Large language models used to measure and tune financial behavior like loss aversion and herding
This paper explores whether large language models (LLMs) can act as measurement tools for psychological traits that matter in finance. The authors treat LLMs not as copies of people but as instruments that can be nudged with different profile prompts to reveal or change parameters such as loss aversion (stronger dislike of losses than preference for gains), herding (copying others), and extrapolation (expecting trends to continue). They ask whether these induced parameters are stable, meaningful, and comparable to human benchmarks.
The team ran controlled experiments across eight canonical behavioral biases using four LLMs (GPT‑4o, GPT‑4o‑mini, Claude‑3.5‑Haiku, and Gemini‑2.5‑Pro). They evaluated about 19,200 agent–scenario pairs in the main analyses (24,000 including one model that was later excluded for parsing problems). All prompts used synthetic financial scenarios that the authors say did not appear in the models’ training data. Their method treats different prompt profiles as experimental treatments that should move latent parameters in predictable ways.
At baseline, the LLMs showed a systematic bias toward more rational-seeming choices than humans. Relative to human benchmarks, the models had weaker loss aversion and herding, and almost no disposition effect (the human tendency to sell winners too early and hold on to losers). For example, uncalibrated loss aversion λ fell between about 1.12 and 1.90 in the models, versus a human benchmark near 2.25 reported by the authors.
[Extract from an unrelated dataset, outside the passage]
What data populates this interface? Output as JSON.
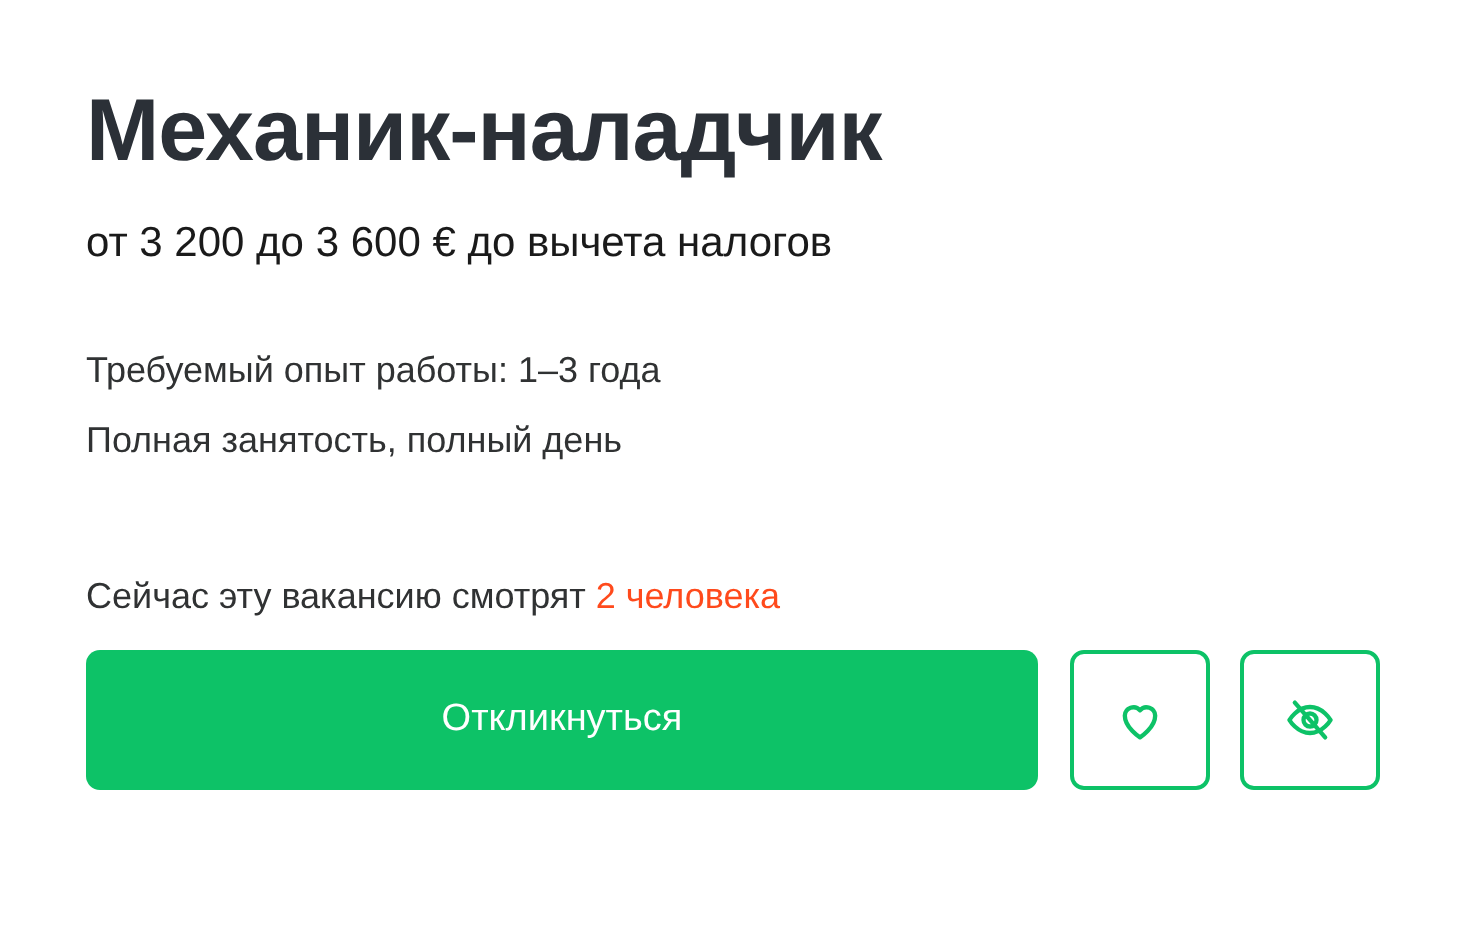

When the researchers applied profile-based calibration—carefully designed prompt profiles that encourage a particular behavioral stance—the models shifted substantially and coherently. Calibrated loss-averse profiles raised λ to about 3.00. Herding-prone profiles moved herding rates up to about 90 percent. Extrapolative profiles raised a momentum coefficient to about 0.88, and loss-averse profiles increased anchoring correlation to about 0.67. To test whether these calibrated numbers matter economically, the authors put the calibrated parameters into a simple agent-based asset pricing model. Calibrated extrapolation produced short-term momentum and long-term reversal patterns that match classic empirical findings, while baseline rational agents produced no momentum.